FIG. 6 is a diagram illustrating an example of using the light irradiation system described in FIG. 4 as a table sheet. A table sheet (photocatalyst sheet 50 ) with optical fibers wired and photocatalyst coating applied is arranged on the top plate of the table 60 . By supplying ultraviolet light from the light source 30 to the table sheet, the ultraviolet light diffuses circularly from the end portion 20a of the optical fiber 20 . Symbol Ar in FIG. 6 means a diffusion area of ultraviolet light. This light irradiation system enables a photocatalytic reaction to occur without sunlight or illumination light.

(effect)
Since the irradiation amount of ultraviolet light is inversely proportional to the square of the distance, by irradiating the ultraviolet light from the very vicinity of the photocatalyst layer 17 like the photocatalyst sheet 50, even if the output of the ultraviolet light is small, the photocatalytic reaction can be caused. can be done. Further, if the ultraviolet light is UV-A, it is harmless to the human body and can be continuously irradiated.

A light irradiation system equipped with the photocatalyst sheet 50 can freely design the wiring amount, spacing, etc. of the optical fibers 20 according to the output of the light source 30, the irradiation capability of the optical fibers 20, the reaction effect of the photocatalyst layer 17, and the like.
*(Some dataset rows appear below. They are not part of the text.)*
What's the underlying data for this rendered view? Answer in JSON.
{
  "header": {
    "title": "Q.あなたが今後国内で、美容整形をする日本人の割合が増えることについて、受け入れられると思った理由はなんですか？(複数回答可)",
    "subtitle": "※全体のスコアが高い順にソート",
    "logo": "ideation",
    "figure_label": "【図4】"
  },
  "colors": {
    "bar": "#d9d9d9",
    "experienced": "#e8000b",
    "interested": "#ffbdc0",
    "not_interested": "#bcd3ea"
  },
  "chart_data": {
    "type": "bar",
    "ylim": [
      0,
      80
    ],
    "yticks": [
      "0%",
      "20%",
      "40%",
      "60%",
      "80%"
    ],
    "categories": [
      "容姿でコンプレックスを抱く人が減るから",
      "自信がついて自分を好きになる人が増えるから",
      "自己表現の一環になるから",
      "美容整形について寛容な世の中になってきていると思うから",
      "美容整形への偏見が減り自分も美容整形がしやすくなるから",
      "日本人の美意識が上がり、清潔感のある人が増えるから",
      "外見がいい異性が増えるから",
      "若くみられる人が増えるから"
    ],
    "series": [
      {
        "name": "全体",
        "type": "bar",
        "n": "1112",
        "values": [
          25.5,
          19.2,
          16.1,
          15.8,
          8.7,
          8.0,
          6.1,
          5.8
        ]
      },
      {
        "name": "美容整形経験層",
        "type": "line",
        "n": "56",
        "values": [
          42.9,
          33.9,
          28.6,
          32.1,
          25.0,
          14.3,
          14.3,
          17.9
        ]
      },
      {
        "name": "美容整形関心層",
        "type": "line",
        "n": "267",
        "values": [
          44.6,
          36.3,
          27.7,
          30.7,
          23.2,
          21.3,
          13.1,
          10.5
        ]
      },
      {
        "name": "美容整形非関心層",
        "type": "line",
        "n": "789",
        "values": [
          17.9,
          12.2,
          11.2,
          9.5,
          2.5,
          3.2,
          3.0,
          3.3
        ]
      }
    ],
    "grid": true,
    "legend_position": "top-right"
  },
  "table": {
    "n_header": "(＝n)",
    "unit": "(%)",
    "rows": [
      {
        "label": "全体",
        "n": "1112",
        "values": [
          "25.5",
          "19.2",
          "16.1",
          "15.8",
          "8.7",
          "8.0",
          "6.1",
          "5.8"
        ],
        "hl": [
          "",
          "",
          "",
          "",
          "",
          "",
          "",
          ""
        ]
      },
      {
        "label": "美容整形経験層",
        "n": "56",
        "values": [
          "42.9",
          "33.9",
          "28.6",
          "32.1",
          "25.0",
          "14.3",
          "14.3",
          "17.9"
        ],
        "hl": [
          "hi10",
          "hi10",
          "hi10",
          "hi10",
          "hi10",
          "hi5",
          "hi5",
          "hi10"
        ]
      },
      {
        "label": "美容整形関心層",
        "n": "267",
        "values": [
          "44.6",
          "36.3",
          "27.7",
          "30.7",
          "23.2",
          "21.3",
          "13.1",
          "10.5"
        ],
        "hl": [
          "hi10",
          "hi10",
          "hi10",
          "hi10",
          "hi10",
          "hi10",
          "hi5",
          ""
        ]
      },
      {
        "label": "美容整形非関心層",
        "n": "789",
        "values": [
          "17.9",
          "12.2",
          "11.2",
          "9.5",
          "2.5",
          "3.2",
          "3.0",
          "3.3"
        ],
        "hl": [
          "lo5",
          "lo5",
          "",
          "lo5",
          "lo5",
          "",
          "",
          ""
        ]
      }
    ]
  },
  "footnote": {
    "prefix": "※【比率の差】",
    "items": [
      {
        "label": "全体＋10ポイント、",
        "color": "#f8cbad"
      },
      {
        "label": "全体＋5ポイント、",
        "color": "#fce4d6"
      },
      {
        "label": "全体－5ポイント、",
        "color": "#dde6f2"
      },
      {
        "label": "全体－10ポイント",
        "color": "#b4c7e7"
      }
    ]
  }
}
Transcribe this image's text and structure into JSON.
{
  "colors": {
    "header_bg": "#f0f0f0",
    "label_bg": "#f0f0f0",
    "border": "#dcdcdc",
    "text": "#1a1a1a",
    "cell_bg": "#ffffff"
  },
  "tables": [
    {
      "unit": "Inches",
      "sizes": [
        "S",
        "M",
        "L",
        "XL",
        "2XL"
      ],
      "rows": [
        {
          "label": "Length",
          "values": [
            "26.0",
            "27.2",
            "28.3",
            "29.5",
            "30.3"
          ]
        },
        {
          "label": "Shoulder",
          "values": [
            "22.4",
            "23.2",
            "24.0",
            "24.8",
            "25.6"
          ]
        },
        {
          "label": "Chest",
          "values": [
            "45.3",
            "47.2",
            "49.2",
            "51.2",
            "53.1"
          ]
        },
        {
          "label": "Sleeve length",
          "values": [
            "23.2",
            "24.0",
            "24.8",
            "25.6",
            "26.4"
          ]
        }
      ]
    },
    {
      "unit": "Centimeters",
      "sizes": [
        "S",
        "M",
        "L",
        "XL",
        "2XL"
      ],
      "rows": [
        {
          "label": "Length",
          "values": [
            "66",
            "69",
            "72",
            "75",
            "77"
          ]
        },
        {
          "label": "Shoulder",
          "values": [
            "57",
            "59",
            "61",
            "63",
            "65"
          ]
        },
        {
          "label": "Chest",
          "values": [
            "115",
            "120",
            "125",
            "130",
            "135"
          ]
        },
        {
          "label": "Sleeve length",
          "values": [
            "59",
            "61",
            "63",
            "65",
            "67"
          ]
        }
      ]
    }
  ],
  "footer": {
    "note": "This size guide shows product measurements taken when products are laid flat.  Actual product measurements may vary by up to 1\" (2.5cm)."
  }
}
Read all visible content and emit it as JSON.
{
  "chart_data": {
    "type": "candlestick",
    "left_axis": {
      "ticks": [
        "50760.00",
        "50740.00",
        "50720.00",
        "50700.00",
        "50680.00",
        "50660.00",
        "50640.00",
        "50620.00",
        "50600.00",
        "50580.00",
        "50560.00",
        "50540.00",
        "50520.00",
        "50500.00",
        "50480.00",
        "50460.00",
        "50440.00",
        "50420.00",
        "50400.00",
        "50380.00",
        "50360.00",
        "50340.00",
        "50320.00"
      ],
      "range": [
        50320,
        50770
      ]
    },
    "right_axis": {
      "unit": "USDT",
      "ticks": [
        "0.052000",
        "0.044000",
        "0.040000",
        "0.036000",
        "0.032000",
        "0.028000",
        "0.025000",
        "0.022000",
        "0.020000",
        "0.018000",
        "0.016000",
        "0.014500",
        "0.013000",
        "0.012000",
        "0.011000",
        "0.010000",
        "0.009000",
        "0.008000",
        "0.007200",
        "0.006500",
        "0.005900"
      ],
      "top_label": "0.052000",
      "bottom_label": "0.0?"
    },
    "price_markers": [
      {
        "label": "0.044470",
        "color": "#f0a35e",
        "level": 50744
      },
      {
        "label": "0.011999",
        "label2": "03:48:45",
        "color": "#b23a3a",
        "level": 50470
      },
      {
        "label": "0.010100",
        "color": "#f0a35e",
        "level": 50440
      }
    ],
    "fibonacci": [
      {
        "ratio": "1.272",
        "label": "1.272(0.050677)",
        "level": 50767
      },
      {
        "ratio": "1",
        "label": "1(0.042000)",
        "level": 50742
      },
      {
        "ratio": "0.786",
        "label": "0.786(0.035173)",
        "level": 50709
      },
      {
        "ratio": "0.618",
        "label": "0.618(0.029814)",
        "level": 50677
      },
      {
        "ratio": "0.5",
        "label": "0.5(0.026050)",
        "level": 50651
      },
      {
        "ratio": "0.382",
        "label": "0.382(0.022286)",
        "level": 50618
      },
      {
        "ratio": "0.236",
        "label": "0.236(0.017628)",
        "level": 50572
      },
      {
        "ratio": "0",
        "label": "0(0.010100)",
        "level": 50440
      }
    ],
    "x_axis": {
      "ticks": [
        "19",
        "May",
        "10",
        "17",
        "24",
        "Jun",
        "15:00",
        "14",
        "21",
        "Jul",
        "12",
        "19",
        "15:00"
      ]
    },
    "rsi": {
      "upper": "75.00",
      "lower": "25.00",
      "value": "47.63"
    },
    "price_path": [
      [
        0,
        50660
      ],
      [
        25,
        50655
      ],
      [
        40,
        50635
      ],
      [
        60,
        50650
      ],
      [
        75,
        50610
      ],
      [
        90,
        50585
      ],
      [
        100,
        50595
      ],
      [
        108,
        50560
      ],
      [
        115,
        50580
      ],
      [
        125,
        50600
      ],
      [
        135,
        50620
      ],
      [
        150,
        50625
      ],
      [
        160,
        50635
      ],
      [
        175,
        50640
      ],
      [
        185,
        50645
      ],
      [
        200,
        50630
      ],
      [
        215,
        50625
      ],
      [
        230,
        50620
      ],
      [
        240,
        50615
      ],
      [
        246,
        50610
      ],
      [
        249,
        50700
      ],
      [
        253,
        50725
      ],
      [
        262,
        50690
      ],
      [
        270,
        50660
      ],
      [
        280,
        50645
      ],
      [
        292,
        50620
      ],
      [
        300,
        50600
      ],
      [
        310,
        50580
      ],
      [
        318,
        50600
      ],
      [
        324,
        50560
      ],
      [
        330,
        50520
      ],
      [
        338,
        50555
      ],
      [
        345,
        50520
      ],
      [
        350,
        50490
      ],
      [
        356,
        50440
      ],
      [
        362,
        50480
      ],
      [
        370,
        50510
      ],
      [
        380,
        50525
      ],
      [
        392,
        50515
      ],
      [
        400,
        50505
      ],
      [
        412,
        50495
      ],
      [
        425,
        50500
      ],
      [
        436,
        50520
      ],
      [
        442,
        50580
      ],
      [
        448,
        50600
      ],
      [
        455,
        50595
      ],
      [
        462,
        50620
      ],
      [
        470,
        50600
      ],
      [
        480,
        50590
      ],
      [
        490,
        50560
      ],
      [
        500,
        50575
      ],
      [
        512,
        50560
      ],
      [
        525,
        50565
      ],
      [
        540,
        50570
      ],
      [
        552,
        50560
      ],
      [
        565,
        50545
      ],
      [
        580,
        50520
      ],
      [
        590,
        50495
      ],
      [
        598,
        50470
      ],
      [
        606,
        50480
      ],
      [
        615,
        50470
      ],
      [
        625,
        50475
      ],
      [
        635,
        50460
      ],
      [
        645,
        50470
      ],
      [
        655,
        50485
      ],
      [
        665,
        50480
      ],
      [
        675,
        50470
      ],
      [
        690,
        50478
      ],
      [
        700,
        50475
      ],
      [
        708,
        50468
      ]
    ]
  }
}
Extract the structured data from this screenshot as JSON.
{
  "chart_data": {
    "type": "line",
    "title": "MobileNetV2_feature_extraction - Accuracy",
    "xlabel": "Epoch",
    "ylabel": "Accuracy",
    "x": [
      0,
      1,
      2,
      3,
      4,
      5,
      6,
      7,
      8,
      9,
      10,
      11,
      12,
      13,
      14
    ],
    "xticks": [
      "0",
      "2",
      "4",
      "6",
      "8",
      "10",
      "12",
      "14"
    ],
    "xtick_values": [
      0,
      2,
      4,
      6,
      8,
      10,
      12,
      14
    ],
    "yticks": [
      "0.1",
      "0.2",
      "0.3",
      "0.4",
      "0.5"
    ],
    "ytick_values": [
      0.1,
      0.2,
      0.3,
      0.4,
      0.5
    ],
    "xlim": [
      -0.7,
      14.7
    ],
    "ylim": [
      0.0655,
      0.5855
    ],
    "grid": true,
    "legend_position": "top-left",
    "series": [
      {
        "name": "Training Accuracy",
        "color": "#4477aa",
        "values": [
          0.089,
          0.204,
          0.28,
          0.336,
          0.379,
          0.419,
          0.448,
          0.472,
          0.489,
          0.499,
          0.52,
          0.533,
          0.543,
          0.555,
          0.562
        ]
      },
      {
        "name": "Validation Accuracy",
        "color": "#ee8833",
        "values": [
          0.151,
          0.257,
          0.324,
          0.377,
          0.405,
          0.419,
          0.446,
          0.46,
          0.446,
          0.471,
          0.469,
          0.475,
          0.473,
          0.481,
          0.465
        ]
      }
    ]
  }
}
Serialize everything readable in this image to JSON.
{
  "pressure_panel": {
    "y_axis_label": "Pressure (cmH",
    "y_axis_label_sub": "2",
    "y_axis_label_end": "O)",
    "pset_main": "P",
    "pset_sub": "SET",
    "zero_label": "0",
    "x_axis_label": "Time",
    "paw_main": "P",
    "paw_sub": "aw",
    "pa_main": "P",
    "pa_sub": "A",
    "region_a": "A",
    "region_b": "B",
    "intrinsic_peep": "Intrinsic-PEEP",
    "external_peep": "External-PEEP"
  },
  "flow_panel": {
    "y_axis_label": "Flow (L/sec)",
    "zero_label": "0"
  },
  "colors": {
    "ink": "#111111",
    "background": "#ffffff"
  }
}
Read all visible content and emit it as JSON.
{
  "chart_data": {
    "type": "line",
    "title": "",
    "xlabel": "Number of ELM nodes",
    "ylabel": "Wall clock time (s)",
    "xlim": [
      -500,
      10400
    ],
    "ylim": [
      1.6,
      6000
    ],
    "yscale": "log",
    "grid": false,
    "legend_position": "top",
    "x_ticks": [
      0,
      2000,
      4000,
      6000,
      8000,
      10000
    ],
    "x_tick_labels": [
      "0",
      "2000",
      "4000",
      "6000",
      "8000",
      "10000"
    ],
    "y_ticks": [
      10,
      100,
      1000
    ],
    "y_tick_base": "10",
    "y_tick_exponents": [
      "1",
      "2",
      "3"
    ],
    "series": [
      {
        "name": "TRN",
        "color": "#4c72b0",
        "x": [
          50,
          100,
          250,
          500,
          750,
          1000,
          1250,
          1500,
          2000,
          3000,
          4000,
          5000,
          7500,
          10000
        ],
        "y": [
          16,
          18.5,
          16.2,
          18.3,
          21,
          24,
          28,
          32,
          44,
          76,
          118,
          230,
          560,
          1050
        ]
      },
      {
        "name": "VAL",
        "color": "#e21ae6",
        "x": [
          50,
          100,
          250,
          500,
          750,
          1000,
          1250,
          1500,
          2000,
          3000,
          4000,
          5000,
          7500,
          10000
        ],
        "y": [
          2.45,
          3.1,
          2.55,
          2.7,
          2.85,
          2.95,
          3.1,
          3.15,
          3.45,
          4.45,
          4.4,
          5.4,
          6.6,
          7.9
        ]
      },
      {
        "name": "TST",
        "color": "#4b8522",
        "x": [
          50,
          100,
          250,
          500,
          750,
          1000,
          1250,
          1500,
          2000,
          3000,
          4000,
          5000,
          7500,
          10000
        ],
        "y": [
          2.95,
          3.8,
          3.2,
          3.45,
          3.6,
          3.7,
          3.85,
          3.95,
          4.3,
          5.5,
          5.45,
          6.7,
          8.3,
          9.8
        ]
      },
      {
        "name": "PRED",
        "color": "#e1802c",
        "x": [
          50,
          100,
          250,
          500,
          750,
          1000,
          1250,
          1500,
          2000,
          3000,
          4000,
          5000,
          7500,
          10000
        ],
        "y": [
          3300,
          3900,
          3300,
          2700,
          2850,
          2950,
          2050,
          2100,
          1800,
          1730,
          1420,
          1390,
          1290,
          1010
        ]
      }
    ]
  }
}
10: Sheet 17: Photocatalyst layer 20: Optical fiber 20a: End 30: Light source 40: Optical fiber 50: Ultraviolet light irradiation sheet 60: Table

Claims

A sheet having a photocatalyst layer formed on one surface;
an optical fiber embedded in the sheet and supplying ultraviolet light from the inside of the sheet to the photocatalyst layer;
A photocatalyst sheet.
The photocatalyst sheet according to claim 1, wherein the optical fiber emits a part of the propagating ultraviolet light from the side.
The optical fiber emits propagating ultraviolet light from its tip,
3. The photocatalyst sheet according to claim 1, further comprising a deflection function embedded in the sheet for directing the ultraviolet light emitted from the tip of the optical fiber toward the photocatalyst layer.